Platitudes are clichés because they have some truth. It is about bringing out that truth and knowing it so that it does not remain superficial. Perhaps for me they are not clichés because I grew up going to the countryside with my grandfather and my uncles helping them in the rice harvest, and I am aware of the tensions that exist between the city and the burning of straw, for example. In turn, this would allow me to insert the characters in a greater cyclical character, which would allow me to accompany the story in the form of pillow shot’ in the style of Ozu. I have also worked in regional television and I have experienced the energy that prevails, I have grown up in l’Horta region speaking Valencian ‘apitxa’t, my grandparents lost their house to the ZAL, I have worked in the Provincial Council of Valencia and the Generalitat as an intern press and I have seen that reality is stranger than fiction. The bet has been to take elements from everything I know to build a recognizable relationship. Fearlessly embrace the topic, such as a ‘mascletá’, and insert it in a plausible place in the story where it is eloquent at different levels and involves a trigger of meanings.

– The film combines actors with national projection with young and veteran local performers. What was the casting process like?

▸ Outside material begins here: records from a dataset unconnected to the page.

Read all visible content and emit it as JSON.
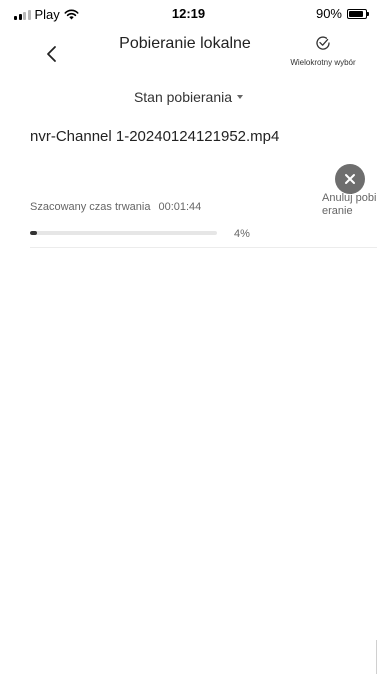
{
  "status_bar": {
    "carrier": "Play",
    "time": "12:19",
    "battery": "90%"
  },
  "nav": {
    "title": "Pobieranie lokalne",
    "multi_select_label": "Wielokrotny wybór"
  },
  "filter": {
    "label": "Stan pobierania"
  },
  "download": {
    "file_name": "nvr-Channel 1-20240124121952.mp4",
    "duration_label": "Szacowany czas trwania",
    "duration_value": "00:01:44",
    "progress_percent": 4,
    "progress_text": "4%",
    "cancel_label": "Anuluj pobieranie"
  },
  "colors": {
    "progress_fill": "#333333",
    "progress_track": "#e6e6e6",
    "cancel_button": "#6e6e6e"
  },
  "icons": {
    "back": "chevron-left-icon",
    "multi_select": "check-circle-icon",
    "cancel": "close-icon",
    "caret": "caret-down-icon"
  }
}
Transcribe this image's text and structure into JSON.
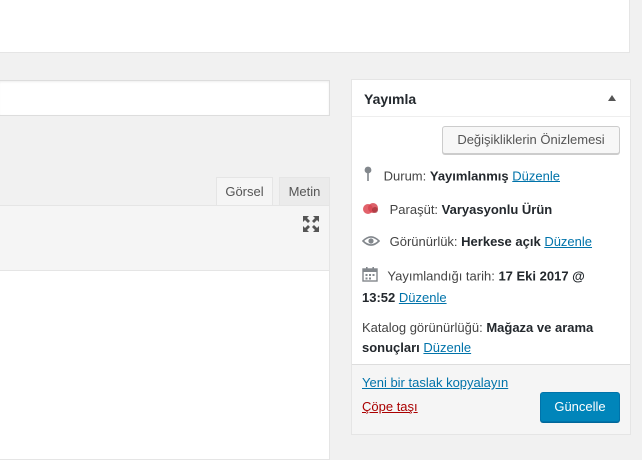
{
  "editor": {
    "tabs": [
      {
        "label": "Görsel"
      },
      {
        "label": "Metin"
      }
    ]
  },
  "publish": {
    "title": "Yayımla",
    "preview_button": "Değişikliklerin Önizlemesi",
    "status": {
      "label": "Durum:",
      "value": "Yayımlanmış",
      "edit": "Düzenle"
    },
    "parent": {
      "label": "Paraşüt:",
      "value": "Varyasyonlu Ürün"
    },
    "visibility": {
      "label": "Görünürlük:",
      "value": "Herkese açık",
      "edit": "Düzenle"
    },
    "published_on": {
      "label": "Yayımlandığı tarih:",
      "value_line1": "17 Eki 2017 @",
      "value_line2": "13:52",
      "edit": "Düzenle"
    },
    "catalog": {
      "label": "Katalog görünürlüğü:",
      "value_line1": "Mağaza ve arama",
      "value_line2": "sonuçları",
      "edit": "Düzenle"
    },
    "copy_draft": "Yeni bir taslak kopyalayın",
    "trash": "Çöpe taşı",
    "update_button": "Güncelle"
  },
  "colors": {
    "accent": "#0085ba",
    "link": "#0073aa",
    "trash": "#aa0000"
  },
  "icons": {
    "status": "pin-icon",
    "parent": "parasut-logo-icon",
    "visibility": "eye-icon",
    "date": "calendar-icon",
    "fullscreen": "fullscreen-icon",
    "toggle": "caret-up-icon"
  }
}
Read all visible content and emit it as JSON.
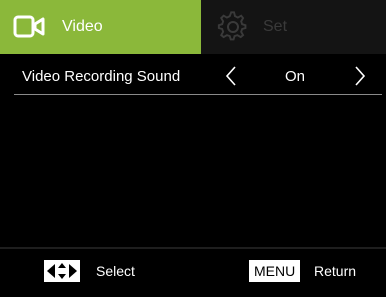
{
  "tabs": {
    "video": {
      "label": "Video",
      "icon": "video-camera-icon",
      "active": true
    },
    "set": {
      "label": "Set",
      "icon": "gear-icon",
      "active": false
    }
  },
  "menu": {
    "items": [
      {
        "label": "Video Recording Sound",
        "value": "On"
      }
    ]
  },
  "footer": {
    "select_icon": "four-way-arrows-icon",
    "select_label": "Select",
    "menu_key": "MENU",
    "return_label": "Return"
  },
  "colors": {
    "accent": "#8bb83a",
    "inactive_tab": "#141414",
    "background": "#000000",
    "text": "#ffffff"
  }
}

– In the case of Ana, I knew from the beginning that I wanted to have Tània Fortea, after having done ‘El que saberm’ together, and I wrote the character thinking about her and the empathy and emotional complexity that she is capable of transmitting. About Ángela, there was something in her gaze that I wanted to explore and that excited me a lot for the character of Valèria. Upon meeting her, this intuition was confirmed and I felt a great connection with her sensitivity. It is also worth admiring the linguistic work she has done with Mauro Cervera with ‘apitxat’ language variant. In the case of Encarna, it was being more difficult to find the right actress, until Víctor Antolí, in charge of the last casting phase, introduced me to Conchi, who blew my mind. Sandra Cervera was the last to join the cast and she has been a revelation. Also Fernando Guallar, with whom it has been super stimulating to build that villain and share references. Jorge Silvestre was in my head from almost the beginning and it has been incredible to work with him too, as with Amparo Fernández, Cassany, Jaime Linares or Laura Beneito. It has been a dream to work with a cast where such different and yet complementary schools, trajectories, sensibilities, talents and energies come together. A true luxury of this job.